At best, Allen's complaint implies that these private actors were engaged in a conspiracy with state actors to deprive him of certain of his constitutional rights. Plaintiff never explicitly states as much. Such conclusory allegations fail to state a § 1983 conspiracy claim, absent supporting operative facts establishing an agreement between defendants and a common plan to put the agreement into action.Phillips v. Mashburn, 746 F.2d 782, 785 (11th Cir. 1984).

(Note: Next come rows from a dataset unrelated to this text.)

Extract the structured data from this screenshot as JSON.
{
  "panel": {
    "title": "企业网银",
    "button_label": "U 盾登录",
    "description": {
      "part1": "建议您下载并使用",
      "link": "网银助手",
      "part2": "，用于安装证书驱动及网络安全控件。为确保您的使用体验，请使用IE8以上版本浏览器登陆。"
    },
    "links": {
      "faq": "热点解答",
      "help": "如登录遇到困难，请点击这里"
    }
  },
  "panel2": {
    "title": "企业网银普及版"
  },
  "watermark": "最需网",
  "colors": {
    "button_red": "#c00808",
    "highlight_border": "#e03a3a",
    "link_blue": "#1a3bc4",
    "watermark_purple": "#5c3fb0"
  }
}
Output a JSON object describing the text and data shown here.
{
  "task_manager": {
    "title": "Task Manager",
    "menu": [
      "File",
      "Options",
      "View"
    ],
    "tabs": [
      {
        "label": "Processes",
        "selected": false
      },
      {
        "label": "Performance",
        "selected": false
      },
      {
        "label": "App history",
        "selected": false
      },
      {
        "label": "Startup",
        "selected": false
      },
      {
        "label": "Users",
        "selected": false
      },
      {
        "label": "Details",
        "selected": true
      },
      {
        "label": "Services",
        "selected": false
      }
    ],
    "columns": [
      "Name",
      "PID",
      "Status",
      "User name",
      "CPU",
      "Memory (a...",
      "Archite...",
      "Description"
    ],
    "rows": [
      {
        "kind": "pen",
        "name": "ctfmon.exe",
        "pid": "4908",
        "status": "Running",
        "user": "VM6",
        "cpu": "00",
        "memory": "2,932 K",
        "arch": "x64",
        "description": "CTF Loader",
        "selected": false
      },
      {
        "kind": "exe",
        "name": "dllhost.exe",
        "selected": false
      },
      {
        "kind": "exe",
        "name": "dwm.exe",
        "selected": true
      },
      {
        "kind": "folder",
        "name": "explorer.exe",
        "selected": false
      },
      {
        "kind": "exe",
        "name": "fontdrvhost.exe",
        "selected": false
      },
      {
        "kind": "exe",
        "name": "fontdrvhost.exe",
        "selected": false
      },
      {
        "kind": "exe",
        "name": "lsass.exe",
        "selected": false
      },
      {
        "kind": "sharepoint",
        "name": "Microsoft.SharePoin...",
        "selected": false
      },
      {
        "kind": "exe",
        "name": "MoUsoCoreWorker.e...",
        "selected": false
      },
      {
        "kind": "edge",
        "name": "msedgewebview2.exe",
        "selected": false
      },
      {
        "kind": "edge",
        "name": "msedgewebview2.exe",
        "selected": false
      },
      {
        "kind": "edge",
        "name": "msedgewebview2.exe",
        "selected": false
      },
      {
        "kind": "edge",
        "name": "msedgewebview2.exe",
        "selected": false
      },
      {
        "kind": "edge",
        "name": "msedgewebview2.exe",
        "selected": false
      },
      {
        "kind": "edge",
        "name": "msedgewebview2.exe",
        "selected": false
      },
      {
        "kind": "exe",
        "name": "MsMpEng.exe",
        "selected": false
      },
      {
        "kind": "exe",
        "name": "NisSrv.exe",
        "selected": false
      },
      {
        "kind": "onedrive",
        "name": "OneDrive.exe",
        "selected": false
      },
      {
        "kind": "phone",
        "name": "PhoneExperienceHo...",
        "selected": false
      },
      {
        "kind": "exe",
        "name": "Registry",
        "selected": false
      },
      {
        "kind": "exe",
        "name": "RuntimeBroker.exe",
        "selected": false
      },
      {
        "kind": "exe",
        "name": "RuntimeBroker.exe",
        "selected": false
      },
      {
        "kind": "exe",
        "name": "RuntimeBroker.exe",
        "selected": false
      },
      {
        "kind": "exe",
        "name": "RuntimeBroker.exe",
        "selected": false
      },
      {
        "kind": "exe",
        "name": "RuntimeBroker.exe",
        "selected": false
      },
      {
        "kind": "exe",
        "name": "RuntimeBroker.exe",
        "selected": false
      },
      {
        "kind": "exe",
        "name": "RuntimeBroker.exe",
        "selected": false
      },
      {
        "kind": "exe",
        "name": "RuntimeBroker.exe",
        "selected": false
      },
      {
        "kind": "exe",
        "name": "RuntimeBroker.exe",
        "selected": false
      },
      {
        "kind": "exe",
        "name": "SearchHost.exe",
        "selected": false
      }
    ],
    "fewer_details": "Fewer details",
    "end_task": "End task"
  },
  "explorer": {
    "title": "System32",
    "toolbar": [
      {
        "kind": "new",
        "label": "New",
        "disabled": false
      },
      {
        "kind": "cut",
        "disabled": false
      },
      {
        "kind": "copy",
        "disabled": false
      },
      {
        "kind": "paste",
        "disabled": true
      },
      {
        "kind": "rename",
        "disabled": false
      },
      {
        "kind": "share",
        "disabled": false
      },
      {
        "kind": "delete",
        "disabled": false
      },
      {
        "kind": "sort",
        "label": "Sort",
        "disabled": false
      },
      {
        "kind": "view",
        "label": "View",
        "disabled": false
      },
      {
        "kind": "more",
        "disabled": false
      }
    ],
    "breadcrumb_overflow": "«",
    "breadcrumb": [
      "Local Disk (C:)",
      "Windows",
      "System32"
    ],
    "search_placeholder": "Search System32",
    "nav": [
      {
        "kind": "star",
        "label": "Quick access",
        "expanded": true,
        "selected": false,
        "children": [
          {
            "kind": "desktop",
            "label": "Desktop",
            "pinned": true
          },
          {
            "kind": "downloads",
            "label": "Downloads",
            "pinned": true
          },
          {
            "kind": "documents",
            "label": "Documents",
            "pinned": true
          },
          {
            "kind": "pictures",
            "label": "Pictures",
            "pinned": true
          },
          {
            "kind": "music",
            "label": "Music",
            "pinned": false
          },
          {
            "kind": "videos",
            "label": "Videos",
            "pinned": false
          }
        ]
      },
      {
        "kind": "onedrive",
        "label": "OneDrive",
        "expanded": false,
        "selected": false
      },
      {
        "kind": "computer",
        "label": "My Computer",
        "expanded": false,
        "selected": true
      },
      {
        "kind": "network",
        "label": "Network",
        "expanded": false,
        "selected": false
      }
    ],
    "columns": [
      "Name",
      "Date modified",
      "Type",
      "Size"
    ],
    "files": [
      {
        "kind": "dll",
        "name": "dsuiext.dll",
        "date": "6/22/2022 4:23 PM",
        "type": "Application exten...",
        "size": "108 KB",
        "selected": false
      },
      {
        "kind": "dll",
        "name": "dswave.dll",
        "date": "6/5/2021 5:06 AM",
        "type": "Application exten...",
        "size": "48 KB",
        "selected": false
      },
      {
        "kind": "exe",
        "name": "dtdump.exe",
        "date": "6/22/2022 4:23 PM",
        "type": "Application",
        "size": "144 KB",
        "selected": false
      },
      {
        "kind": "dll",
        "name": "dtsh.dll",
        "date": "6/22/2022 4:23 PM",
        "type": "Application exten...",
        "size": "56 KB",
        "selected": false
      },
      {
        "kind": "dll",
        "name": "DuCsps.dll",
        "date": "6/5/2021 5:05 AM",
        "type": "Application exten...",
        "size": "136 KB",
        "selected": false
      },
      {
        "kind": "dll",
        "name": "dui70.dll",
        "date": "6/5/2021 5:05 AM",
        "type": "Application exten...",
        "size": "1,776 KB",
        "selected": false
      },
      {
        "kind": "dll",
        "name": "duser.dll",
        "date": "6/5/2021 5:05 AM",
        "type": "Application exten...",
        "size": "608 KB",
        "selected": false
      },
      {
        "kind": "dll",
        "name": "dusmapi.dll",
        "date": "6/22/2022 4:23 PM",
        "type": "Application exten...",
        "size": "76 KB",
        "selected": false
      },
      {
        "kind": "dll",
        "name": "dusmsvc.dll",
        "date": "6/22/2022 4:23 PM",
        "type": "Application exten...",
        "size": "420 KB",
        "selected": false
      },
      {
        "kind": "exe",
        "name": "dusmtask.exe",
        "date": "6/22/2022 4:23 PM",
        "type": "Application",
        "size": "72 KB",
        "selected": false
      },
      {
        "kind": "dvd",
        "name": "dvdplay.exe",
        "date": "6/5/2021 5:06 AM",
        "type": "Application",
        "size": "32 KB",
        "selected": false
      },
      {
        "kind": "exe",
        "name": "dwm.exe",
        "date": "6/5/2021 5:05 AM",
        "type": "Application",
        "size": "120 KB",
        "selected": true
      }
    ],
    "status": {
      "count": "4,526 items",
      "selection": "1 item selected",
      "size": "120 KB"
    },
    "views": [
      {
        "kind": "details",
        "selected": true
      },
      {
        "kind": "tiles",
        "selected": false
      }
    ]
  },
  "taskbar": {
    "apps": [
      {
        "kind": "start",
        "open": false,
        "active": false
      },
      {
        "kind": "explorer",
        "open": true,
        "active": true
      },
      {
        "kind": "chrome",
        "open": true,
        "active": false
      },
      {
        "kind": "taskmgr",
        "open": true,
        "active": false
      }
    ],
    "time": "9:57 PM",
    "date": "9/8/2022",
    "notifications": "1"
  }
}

Allen's complaint fails to plausibly suggest that the respective private and state actors "reached an understanding" to violate his rights. Harvey v. Harvey, 949 F.2d 1127, 1133 (11th Cir. 1992). "For purposes of 42 U.S.C. § 1983, the plaintiff must plead in detail, through reference to material facts, the relationship or nature of the conspiracy between the state actor(s) and the private persons." Id. Because Allen has failed to offer such detailed allegations, the Court concurs that dismissal of the claims against Southeast Georgia Health System, Camden Medical Center, and the medical doctor is appropriate.
CONCLUSION
For the reasons explained above, Allen's objection is SUSTAINED in part, and OVERRULED in part. Dkt. No. 14. Allen's claims against Sirmon should not be dismissed for failure to make any factual allegations against her. Yet, Plaintiff's claims against Kelly, Dodds, Camden County, the Camden County Commissioners (Rhoves, Zell, Berry, Sears, and Rainer), St. Marys City Council members (Lockhart, Williams, Blount, Deloughy, Johnson, and Weaver), Mayor Eskridge, and the City Manager are DISMISSED with prejudice.
Allen's claims against Officers Jefferies and Murray, and the private actors, Southeast Georgia Health System, Camden Medical Center, and the medical doctor, are DISMISSED without prejudice.